The University of Pennsylvania researchers, which include the T-cell research star Dr Carl June, published their findings in the journal Immunity this week, and say they may have found a way to translate the success in leukemias into solid tumors, and potentially reduce the levels of AEs, by using a double target approach.

In a preclinical mouse model, the researchers show how an antibody that recognizes the combination of a known cancer-associated surface protein and a cancer-associated carbohydrate can be applied as a CAR-based therapy for a wide range of solid tumors.

The team, from the University of Pennsylvania's Perelman School of Medicine, showed the CARs’ effectiveness in mouse models of pancreatic cancer.

“We engineered T-cells to target a cancer-associated surface protein with shortened carbohydrate molecules,” said first author Avery Posey, an instructor in pathology and laboratory medicine.

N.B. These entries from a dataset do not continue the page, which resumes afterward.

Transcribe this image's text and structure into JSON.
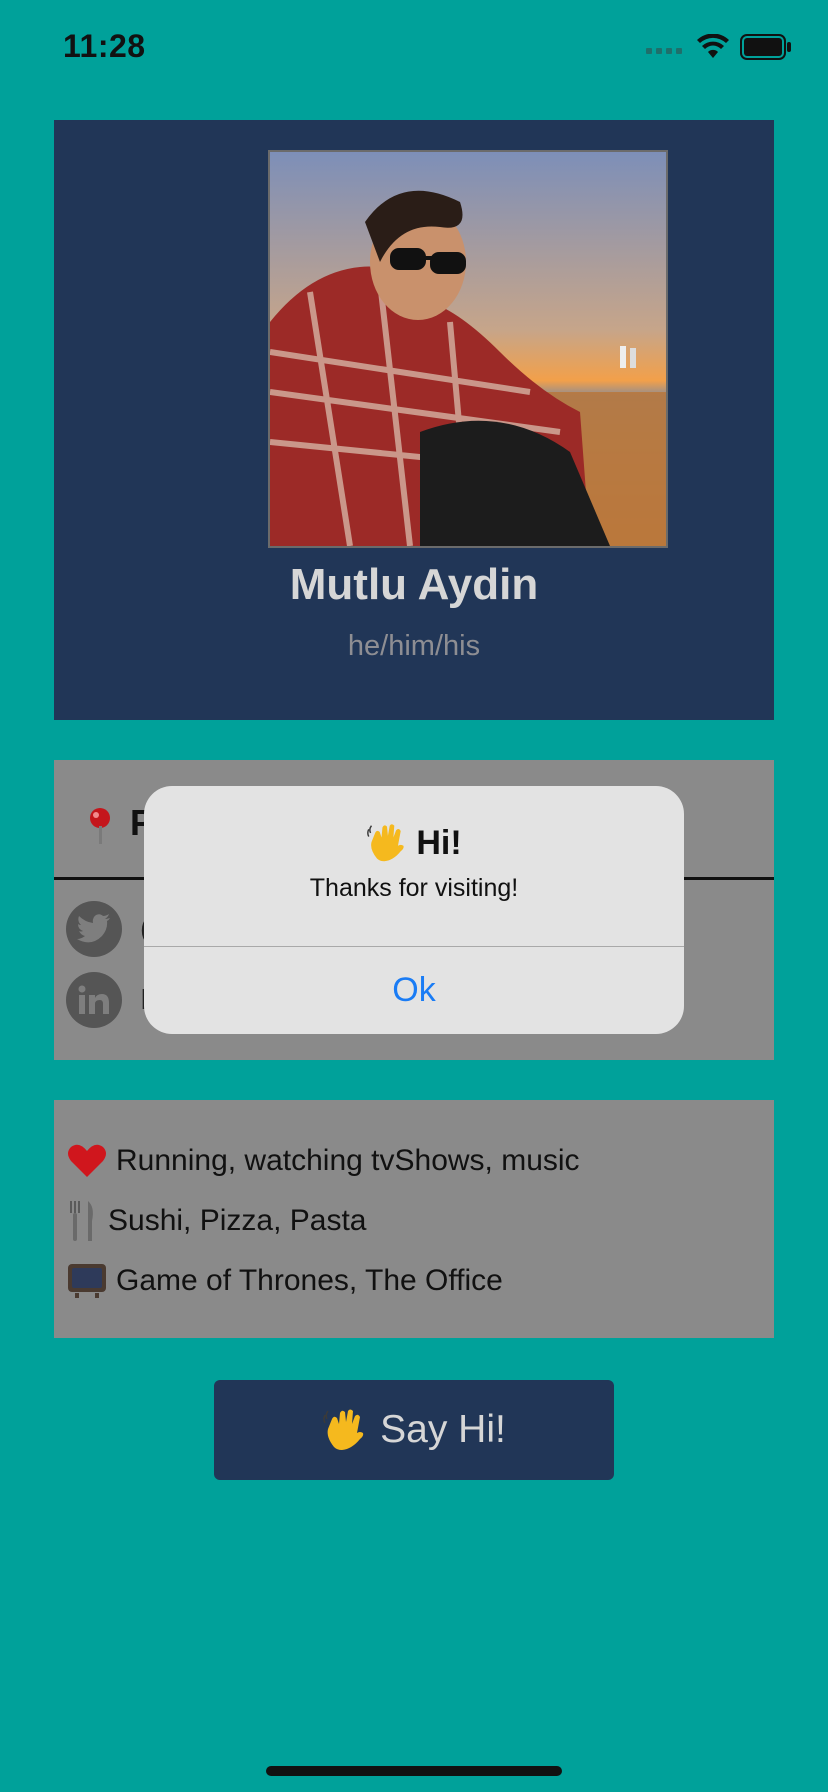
{
  "status_bar": {
    "time": "11:28"
  },
  "profile": {
    "name": "Mutlu Aydin",
    "pronouns": "he/him/his"
  },
  "info": {
    "header_visible_text": "P",
    "social": [
      {
        "icon": "twitter-icon",
        "visible_text": "("
      },
      {
        "icon": "linkedin-icon",
        "visible_text": "I"
      }
    ]
  },
  "interests": [
    {
      "icon": "heart-icon",
      "text": "Running, watching tvShows, music"
    },
    {
      "icon": "fork-knife-icon",
      "text": "Sushi, Pizza, Pasta"
    },
    {
      "icon": "tv-icon",
      "text": "Game of Thrones, The Office"
    }
  ],
  "say_hi_button": {
    "label": "Say Hi!",
    "icon": "waving-hand-icon"
  },
  "alert": {
    "title": "Hi!",
    "title_icon": "waving-hand-icon",
    "message": "Thanks for visiting!",
    "ok_label": "Ok"
  },
  "colors": {
    "background": "#00A19A",
    "card_dark": "#213657",
    "card_gray": "#8a8a8a",
    "alert_bg": "#e3e3e3",
    "alert_link": "#1a7cf5"
  }
}
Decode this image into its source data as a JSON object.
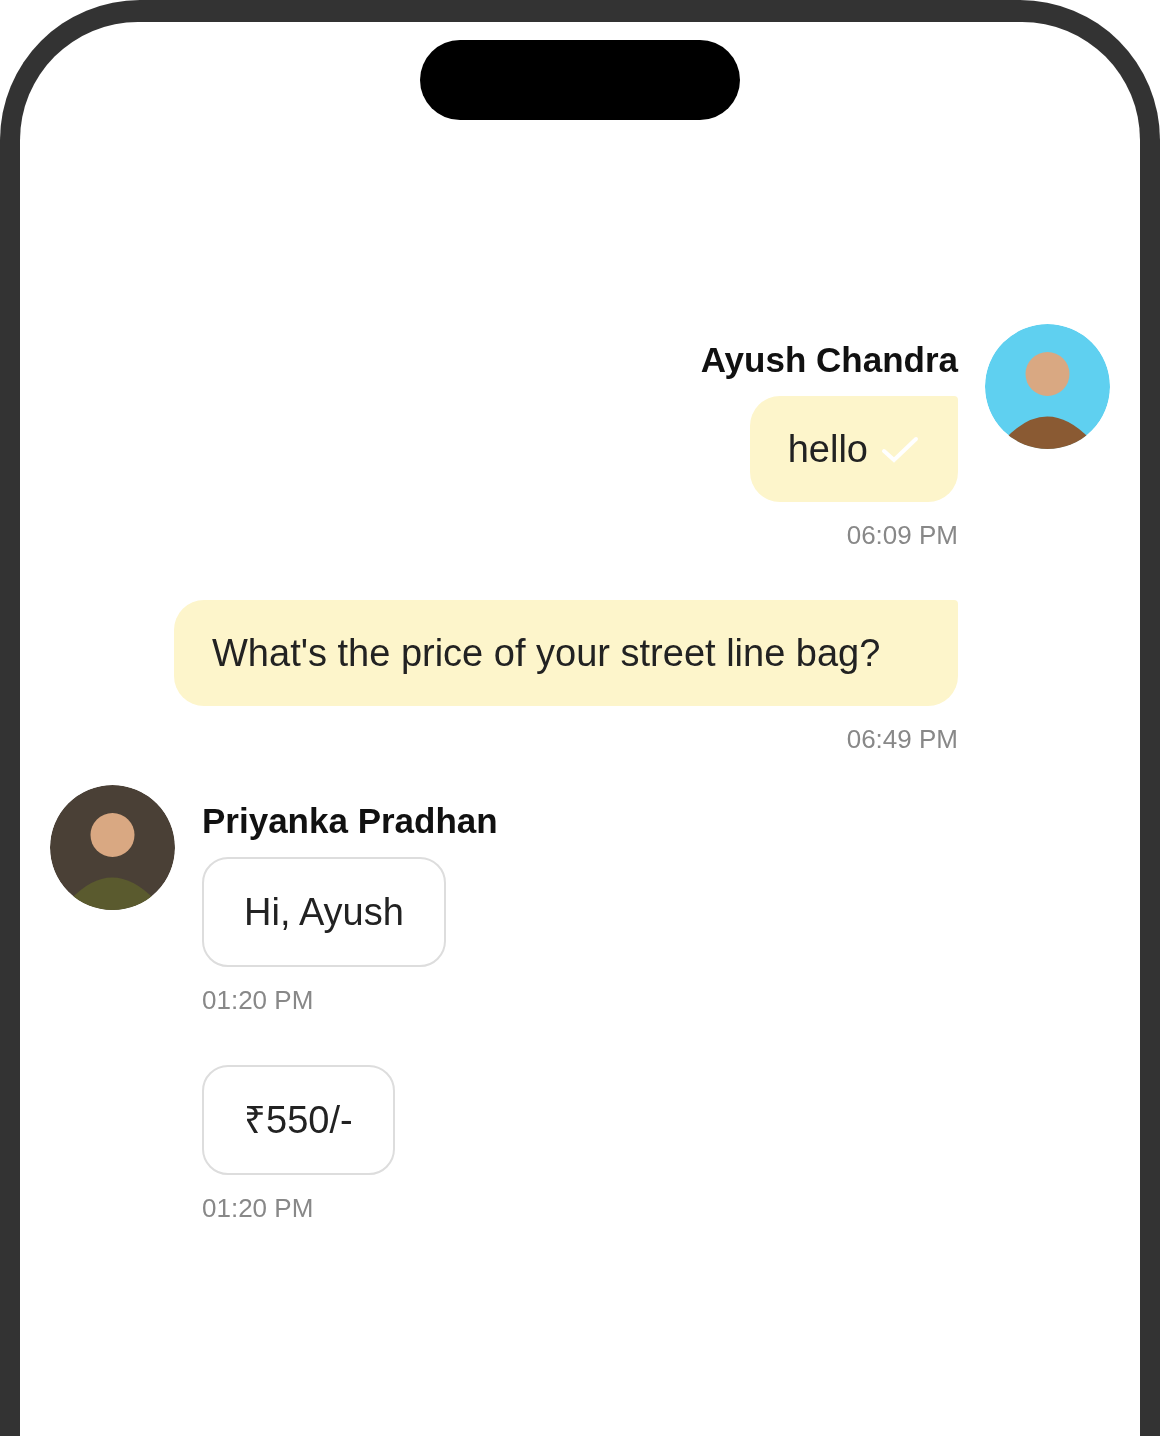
{
  "groups": [
    {
      "kind": "sent",
      "sender": "Ayush Chandra",
      "messages": [
        {
          "text": "hello",
          "ticked": true,
          "time": "06:09 PM"
        },
        {
          "text": "What's the price of your street line bag?",
          "ticked": false,
          "time": "06:49 PM"
        }
      ]
    },
    {
      "kind": "received",
      "sender": "Priyanka Pradhan",
      "messages": [
        {
          "text": "Hi, Ayush",
          "ticked": false,
          "time": "01:20 PM"
        },
        {
          "text": "₹550/-",
          "ticked": false,
          "time": "01:20 PM"
        }
      ]
    }
  ]
}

“Future cancer immunotherapies combining the targeting of cancer-specific carbohydrates and cancer proteins may lead to the development of incredibly effective and safe new therapies for patients. These engineered cells will be able to increase cancer specificity of this immunotherapy and decrease the potential for toxicity in patients.”

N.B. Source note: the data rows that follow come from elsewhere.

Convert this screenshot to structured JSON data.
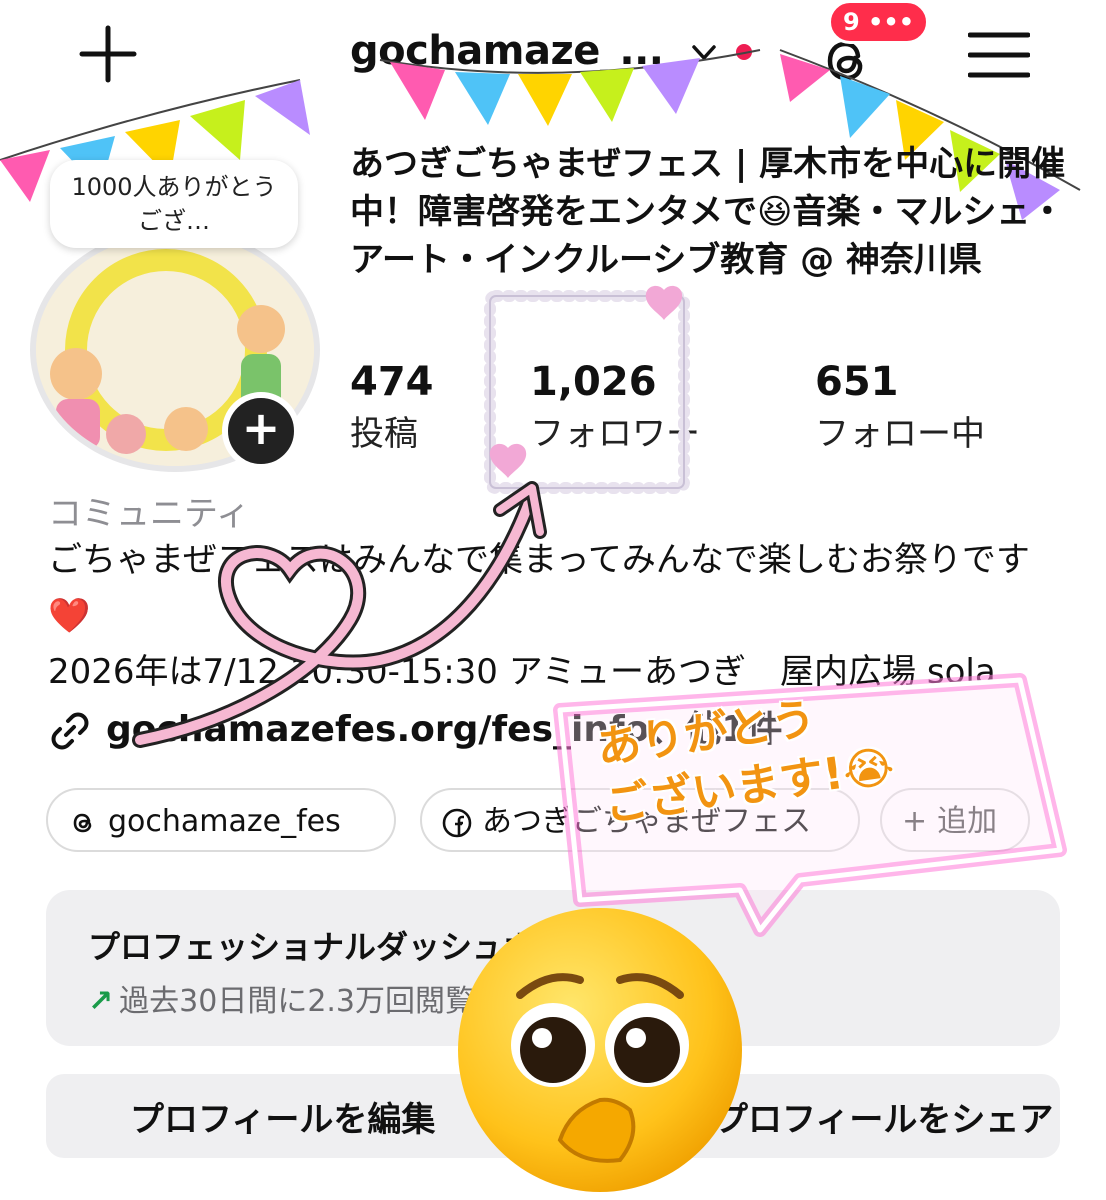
{
  "header": {
    "username": "gochamaze_...",
    "notification_count": "9 •••"
  },
  "profile": {
    "note": "1000人ありがとうござ…",
    "full_name": "あつぎごちゃまぜフェス | 厚木市を中心に開催中！障害啓発をエンタメで😆音楽・マルシェ・アート・インクルーシブ教育 @ 神奈川県",
    "stats": [
      {
        "value": "474",
        "label": "投稿"
      },
      {
        "value": "1,026",
        "label": "フォロワー"
      },
      {
        "value": "651",
        "label": "フォロー中"
      }
    ],
    "category": "コミュニティ",
    "bio_line1": "ごちゃまぜフェスはみんなで集まってみんなで楽しむお祭りです❤️",
    "bio_line2": "2026年は7/12 10:30-15:30 アミューあつぎ　屋内広場 sola",
    "link": "gochamazefes.org/fes_info、他1件"
  },
  "chips": {
    "threads": "gochamaze_fes",
    "facebook": "あつぎごちゃまぜフェス",
    "add": "追加"
  },
  "dashboard": {
    "title": "プロフェッショナルダッシュボード",
    "subtitle": "過去30日間に2.3万回閲覧されました。"
  },
  "buttons": {
    "edit": "プロフィールを編集",
    "share": "プロフィールをシェア"
  },
  "sticker": {
    "line1": "ありがとう",
    "line2": "ございます!😭"
  },
  "colors": {
    "accent_red": "#ff2d4b",
    "sticker_orange": "#f29411",
    "neon_pink": "#ff7bd9",
    "trend_green": "#1a9b4a"
  }
}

The researchers developed CAR-T cells that express an antibody which specifically recognizes shortened carbohydrate molecules on a mucin 1 protein.

This protein is usually not on normal cells, but is abundant on the cancer cells of many types of solid tumors and leukemias.

When these CAR-T cells were then injected into mice with leukemia or pancreatic cancer, the tumors shrank--and were even removed entirely in most animals, resulting in increased survival.

The mice with pancreatic cancer were still alive 113 days after treatment with the CAR-T cells. But only one-third of the animals treated with CAR-T cells that did not target the MUCI proteins with the truncated carbohydrate survived until the end of the experiment. 

The researchers also noted that on the safety side, the CAR-T cells could not damage normal human cells or cells without the abnormal carbohydrate.

“These findings suggest that targeting abnormal, cancer-specific carbohydrates on proteins found in normal tissues and solid tumors could become a new immunotherapy for solid cancers,” the authors conclude.

“This combined tumor targeting may lead to future development of safe and effective therapies for patients.” Pancreatic cancer has one of the lowest survival rates, with many being found too late, and few effective treatments on the market to tackle this difficult disease.

University of Pennsylvania is the spiritual home of CAR, given that Dr. June is the professor of pathology and laboratory medicine at the Perelman School of Medicine and director of translational research, and an early innovator in T-cell biology (although not the first inventor of this new type of tech, as first assumed).

The University in fact just last week announced it was to take the lead in a new, first-in-human trial of CRISPR tech, the “cousin of CAR,” which aims to edit certain cancer genes in the hopes of boosting an immune response, while also disabling PD1.